A new study suggests cities and regions should think about their whole network of roads as resilient rather than focusing on main arteries:
In a paper published Wednesday in the journal Science Advances, Maksim Kitsak, associate research scientist in the Department of Physics and Northeastern’s Network Science Institute, and his colleagues examine the resilience and efficiency in city transportation systems. Efficiency refers to the average time delay a commuter would face annually due to traffic. Resilience is the ability of road networks to absorb adverse events that fall outside normal daily traffic patterns…
“What we show is actually these two measures are not really correlated with each other,” Kitsak said. “One would think that if the city is bad for traffic under normal conditions, it would be equally bad or worse for traffic under additional stress events, like severe weather. But we show that is not quite the case.”

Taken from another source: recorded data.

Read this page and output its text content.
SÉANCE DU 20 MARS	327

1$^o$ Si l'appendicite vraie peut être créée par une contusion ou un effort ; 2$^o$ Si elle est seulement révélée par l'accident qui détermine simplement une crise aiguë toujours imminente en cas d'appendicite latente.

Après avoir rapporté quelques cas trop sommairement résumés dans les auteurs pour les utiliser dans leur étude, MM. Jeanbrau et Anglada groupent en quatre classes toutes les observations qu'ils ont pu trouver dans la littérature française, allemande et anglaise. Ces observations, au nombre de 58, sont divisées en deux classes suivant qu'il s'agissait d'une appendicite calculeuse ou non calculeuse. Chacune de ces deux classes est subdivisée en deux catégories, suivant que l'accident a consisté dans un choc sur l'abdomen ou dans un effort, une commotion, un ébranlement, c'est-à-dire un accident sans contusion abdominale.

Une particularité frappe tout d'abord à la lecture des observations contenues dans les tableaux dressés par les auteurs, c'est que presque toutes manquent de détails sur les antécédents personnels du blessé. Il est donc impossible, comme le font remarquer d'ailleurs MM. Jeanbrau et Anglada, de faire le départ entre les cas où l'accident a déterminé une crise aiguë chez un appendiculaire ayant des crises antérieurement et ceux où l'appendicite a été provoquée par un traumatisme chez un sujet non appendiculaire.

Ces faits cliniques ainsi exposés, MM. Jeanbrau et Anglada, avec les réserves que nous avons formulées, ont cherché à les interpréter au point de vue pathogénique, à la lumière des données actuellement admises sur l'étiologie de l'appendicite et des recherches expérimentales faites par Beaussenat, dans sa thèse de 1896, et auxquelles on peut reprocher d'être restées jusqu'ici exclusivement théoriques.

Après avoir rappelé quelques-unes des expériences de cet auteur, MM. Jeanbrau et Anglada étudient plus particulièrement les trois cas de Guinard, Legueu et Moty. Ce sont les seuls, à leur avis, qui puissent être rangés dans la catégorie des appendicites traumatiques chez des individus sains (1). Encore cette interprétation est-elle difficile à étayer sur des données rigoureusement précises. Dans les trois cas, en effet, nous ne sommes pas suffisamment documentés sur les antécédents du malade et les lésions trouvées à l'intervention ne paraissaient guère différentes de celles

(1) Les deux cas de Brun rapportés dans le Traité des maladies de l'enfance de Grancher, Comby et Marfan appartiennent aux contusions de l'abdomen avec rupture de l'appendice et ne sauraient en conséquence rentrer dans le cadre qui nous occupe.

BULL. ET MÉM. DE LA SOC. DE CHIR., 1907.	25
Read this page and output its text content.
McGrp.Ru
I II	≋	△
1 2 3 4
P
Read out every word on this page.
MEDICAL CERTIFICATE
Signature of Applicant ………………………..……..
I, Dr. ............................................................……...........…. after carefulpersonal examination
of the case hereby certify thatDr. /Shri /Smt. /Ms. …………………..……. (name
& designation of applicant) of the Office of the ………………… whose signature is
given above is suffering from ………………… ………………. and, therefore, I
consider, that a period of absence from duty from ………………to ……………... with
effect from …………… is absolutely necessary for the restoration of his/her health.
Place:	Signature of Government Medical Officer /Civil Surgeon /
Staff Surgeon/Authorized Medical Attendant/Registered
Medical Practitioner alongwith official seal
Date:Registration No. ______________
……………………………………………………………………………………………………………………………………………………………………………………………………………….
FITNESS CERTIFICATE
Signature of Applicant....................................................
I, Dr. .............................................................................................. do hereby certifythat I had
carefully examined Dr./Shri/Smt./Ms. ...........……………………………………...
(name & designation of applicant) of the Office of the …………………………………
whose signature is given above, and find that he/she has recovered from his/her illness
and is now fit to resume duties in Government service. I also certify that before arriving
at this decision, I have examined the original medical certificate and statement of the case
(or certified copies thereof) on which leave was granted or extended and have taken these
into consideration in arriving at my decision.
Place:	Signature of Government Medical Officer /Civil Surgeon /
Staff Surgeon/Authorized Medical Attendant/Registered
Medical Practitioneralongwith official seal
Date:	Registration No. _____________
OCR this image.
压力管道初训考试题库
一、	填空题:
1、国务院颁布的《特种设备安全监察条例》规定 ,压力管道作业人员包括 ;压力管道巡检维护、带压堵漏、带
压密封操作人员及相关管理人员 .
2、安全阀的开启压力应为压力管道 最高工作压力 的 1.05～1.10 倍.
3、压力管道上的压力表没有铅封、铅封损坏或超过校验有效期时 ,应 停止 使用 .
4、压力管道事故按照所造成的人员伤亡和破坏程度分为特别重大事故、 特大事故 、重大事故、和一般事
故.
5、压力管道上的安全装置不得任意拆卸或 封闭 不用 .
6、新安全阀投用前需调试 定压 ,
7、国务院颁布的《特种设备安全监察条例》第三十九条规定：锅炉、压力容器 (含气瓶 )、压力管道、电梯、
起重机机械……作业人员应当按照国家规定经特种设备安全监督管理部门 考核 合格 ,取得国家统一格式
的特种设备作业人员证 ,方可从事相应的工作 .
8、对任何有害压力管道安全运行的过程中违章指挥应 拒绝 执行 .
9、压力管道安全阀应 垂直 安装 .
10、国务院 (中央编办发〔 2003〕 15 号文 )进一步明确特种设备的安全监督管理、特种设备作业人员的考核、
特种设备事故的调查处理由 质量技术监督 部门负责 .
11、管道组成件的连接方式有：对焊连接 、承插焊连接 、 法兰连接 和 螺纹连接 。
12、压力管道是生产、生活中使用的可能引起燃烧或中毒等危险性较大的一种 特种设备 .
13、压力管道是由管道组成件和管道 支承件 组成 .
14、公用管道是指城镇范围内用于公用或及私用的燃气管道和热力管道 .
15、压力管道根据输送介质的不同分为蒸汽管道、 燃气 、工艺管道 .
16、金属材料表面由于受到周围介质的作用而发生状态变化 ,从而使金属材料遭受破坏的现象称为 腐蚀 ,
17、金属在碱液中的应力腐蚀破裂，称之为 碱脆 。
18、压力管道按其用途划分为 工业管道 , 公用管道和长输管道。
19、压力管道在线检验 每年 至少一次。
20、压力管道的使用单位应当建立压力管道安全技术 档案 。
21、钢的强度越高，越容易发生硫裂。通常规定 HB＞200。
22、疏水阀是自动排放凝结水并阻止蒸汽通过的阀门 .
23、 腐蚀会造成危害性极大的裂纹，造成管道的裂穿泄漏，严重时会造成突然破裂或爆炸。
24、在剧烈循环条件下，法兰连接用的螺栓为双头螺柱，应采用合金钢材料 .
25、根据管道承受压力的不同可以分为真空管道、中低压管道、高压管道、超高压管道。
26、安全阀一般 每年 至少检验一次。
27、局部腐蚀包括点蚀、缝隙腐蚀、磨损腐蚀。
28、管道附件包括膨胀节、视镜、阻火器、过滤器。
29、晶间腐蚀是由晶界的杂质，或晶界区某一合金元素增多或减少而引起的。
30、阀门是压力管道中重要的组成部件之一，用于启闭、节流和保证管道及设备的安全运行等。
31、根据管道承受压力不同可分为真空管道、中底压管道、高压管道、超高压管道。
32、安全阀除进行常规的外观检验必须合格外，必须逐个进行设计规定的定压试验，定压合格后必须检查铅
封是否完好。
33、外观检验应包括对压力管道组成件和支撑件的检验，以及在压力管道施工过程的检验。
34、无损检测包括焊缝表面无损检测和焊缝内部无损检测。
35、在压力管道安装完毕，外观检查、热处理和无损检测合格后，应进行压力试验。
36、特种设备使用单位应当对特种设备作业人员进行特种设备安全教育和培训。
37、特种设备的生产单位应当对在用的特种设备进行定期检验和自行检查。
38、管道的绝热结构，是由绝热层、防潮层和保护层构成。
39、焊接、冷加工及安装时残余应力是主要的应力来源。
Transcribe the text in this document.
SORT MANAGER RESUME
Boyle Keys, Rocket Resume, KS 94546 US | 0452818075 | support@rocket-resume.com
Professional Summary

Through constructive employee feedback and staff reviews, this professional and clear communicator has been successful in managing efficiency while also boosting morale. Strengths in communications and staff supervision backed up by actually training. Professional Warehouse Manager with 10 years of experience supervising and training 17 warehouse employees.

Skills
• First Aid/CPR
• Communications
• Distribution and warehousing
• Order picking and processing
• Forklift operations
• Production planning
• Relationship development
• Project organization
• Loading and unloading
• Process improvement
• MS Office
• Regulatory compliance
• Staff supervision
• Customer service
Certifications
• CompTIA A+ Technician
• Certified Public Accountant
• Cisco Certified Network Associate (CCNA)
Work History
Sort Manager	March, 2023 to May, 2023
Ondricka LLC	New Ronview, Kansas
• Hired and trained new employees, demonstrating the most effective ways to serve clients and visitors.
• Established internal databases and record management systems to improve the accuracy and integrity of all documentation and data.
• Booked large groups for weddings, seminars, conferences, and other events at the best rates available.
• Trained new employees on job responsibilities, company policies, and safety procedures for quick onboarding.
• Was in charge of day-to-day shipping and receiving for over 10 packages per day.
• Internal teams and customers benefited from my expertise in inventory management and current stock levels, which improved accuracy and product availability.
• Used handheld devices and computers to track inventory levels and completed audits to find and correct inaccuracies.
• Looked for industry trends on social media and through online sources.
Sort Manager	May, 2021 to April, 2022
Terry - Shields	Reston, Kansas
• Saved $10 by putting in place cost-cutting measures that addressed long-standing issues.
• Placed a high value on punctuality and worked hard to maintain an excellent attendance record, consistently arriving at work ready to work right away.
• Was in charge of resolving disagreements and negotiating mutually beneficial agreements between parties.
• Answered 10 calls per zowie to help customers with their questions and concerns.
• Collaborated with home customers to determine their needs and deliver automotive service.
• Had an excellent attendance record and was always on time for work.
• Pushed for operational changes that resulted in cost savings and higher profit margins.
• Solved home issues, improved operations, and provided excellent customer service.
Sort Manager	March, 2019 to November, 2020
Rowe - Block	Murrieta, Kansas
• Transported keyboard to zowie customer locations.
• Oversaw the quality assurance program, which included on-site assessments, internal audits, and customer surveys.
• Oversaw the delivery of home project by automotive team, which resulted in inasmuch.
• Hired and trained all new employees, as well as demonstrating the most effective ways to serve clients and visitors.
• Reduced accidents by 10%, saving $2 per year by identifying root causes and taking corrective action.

For example, the study found that the Los Angeles transportation network—while inefficient on a daily basis—doesn’t suffer much from adverse events. The road systems are resilient. They function more or less the same regardless of unforeseen incidents…
Why is the City of Angels more resilient than the City by the Bay? Kitsak said there are many factors that influence transportation resiliency, but one of the most important ones is the availability of backup roads. Los Angeles has many, while San Francisco does not. San Francisco also relies heavily on bridges, which separate the city from other parts of the Bay Area where many commuters live.
This is more evidence that simply adding lanes to major highways or even constructing more major roads is not necessarily the way to go to solve traffic and congestion issues. All the roads (plus other transportation options) work together in a system or network.
Speaking of Los Angeles, this reminds me that the region can illustrate both the good and bad of having a more resilient road network. On the good side, concern about potential Carmageddon and Carmageddon 2 were overblown as the closing of a major highway for repairs was not as disruptive as some thought. On the flip side, a few years ago some Los Angeles residents complained about Waze rerouting cars through their quiet neighborhood to avoid backups on the main roads.
Finally, this study could also be related to claims by New Urbanists that the best option for laying out roads and space is on a grid system. Grids allow drivers and other easy ways to get around problem spots. In contrast, subdivisions (common in suburban areas) that include quiet and occasionally winding residential roads that dump onto clogged main arteries do not contain many alternatives should something go wrong on the main roads.
So is the trick in the long run to create a resilient road network within a region that is not totally dependent on cars? Los Angeles might come up looking good in this study but not everyone would agree that sprawl and lots and driving is desirable.